Le paradoxe que certains occidentaux font semblant de ne pas comprendre, c’est que l’armée ne joue pas qu’un rôle conservateur classique sur l’échiquier politique. Au contraire, elle s’affiche comme le garant infaillible des valeurs républicaines, de la laïcité et des idées kémalistes. En cela, elle est un facteur de stabilité politique, plutôt qu’un danger pour la démocratie.

Justement, avec l’arrivée au pouvoir des islamistes modéré, une bonne partie de l’opinion publique qui n’apprécie guère le virage vers l’implication du religieux dans les affaires publiques, voit en l’armée le protecteur de la démocratie.
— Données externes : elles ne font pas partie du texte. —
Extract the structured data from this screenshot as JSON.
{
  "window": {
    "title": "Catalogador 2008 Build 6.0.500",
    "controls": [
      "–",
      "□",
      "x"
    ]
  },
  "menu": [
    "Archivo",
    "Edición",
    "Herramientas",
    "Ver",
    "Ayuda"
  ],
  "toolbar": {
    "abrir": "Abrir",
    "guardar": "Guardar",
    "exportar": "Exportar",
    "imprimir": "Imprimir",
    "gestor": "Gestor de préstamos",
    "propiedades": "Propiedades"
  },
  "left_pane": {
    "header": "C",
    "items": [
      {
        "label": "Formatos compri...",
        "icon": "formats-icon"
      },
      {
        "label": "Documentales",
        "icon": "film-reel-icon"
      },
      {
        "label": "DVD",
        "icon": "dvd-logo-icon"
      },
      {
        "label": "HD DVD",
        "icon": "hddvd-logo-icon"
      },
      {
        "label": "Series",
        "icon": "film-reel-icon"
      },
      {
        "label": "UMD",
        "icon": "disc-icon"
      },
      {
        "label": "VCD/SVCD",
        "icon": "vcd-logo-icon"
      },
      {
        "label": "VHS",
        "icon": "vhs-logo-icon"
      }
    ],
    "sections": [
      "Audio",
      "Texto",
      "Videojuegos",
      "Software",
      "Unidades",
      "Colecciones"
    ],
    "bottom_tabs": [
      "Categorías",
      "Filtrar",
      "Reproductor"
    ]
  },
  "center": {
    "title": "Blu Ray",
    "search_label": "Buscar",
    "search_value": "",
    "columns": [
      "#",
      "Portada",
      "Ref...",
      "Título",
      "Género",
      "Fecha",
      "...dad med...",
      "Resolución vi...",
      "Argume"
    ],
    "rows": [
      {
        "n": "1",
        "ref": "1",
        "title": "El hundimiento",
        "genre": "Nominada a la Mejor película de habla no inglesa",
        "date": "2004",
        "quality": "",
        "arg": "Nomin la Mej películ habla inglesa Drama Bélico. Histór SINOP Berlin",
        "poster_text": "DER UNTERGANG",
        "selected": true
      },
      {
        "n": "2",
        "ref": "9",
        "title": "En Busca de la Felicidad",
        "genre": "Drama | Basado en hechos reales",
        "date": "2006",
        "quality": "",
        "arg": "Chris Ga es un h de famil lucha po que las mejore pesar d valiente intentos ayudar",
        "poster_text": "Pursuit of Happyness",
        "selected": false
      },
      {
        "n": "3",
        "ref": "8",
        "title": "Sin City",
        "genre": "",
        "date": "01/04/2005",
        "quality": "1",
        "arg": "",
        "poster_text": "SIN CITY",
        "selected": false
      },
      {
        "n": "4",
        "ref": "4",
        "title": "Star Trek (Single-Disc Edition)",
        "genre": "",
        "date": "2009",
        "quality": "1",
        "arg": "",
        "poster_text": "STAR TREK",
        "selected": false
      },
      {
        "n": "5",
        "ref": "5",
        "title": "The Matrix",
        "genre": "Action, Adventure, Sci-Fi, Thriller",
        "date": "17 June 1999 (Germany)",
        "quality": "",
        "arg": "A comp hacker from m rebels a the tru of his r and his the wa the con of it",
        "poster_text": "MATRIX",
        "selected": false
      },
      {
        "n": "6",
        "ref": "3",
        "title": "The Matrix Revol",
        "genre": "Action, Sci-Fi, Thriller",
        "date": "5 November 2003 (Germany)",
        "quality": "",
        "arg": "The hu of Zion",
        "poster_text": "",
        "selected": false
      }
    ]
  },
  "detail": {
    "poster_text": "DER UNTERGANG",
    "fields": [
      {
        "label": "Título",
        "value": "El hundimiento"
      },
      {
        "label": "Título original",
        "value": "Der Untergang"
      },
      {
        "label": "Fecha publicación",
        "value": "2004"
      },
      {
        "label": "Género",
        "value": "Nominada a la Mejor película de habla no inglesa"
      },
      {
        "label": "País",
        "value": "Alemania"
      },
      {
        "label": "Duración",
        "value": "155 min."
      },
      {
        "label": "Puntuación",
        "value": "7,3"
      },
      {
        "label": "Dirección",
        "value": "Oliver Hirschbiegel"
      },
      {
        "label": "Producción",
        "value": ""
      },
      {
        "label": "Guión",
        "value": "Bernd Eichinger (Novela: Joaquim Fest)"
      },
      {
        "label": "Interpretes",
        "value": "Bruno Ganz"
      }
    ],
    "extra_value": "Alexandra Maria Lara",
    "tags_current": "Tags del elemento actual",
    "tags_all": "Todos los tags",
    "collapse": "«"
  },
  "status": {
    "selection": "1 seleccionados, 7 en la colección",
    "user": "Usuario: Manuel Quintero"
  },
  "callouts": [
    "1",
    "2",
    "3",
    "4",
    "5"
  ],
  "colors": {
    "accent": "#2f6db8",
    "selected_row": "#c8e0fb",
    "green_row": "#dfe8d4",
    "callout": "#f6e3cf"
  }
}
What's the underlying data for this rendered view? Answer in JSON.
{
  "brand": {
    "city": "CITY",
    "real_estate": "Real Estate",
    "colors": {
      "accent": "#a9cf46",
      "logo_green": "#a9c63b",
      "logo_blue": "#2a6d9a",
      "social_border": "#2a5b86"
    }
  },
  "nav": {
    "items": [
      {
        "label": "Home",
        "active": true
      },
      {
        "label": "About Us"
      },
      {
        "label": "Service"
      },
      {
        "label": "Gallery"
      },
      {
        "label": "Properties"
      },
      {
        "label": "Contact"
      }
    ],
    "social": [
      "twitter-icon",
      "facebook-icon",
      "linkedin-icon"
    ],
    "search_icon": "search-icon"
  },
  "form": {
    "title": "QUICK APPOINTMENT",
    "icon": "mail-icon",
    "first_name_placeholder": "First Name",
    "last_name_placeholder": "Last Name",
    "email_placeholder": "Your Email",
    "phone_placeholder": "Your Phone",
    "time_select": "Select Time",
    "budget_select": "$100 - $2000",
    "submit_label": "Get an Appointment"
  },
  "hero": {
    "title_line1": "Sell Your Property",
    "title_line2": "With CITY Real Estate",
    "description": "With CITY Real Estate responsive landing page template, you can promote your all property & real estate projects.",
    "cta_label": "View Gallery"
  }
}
Un coup d’Etat militaire serait applaudi des deux mains par certains …

Injurier Atatürk sur l’Internet: inacceptable!
Début mars, sur plusieurs plaintes, le site Internet de You Tube est verrouillé par « Türk Telekom ». Motif : une vidéo injurieuse contre Atatürk vient d’y être mise en ligne. On ne rigole pas avec le Père des Turcs! Deux jours plus tard, le 9 mars, la vidéo en question étant retirée du site, les internautes turcs pourront de nouveau se connecter sur le fameux portail…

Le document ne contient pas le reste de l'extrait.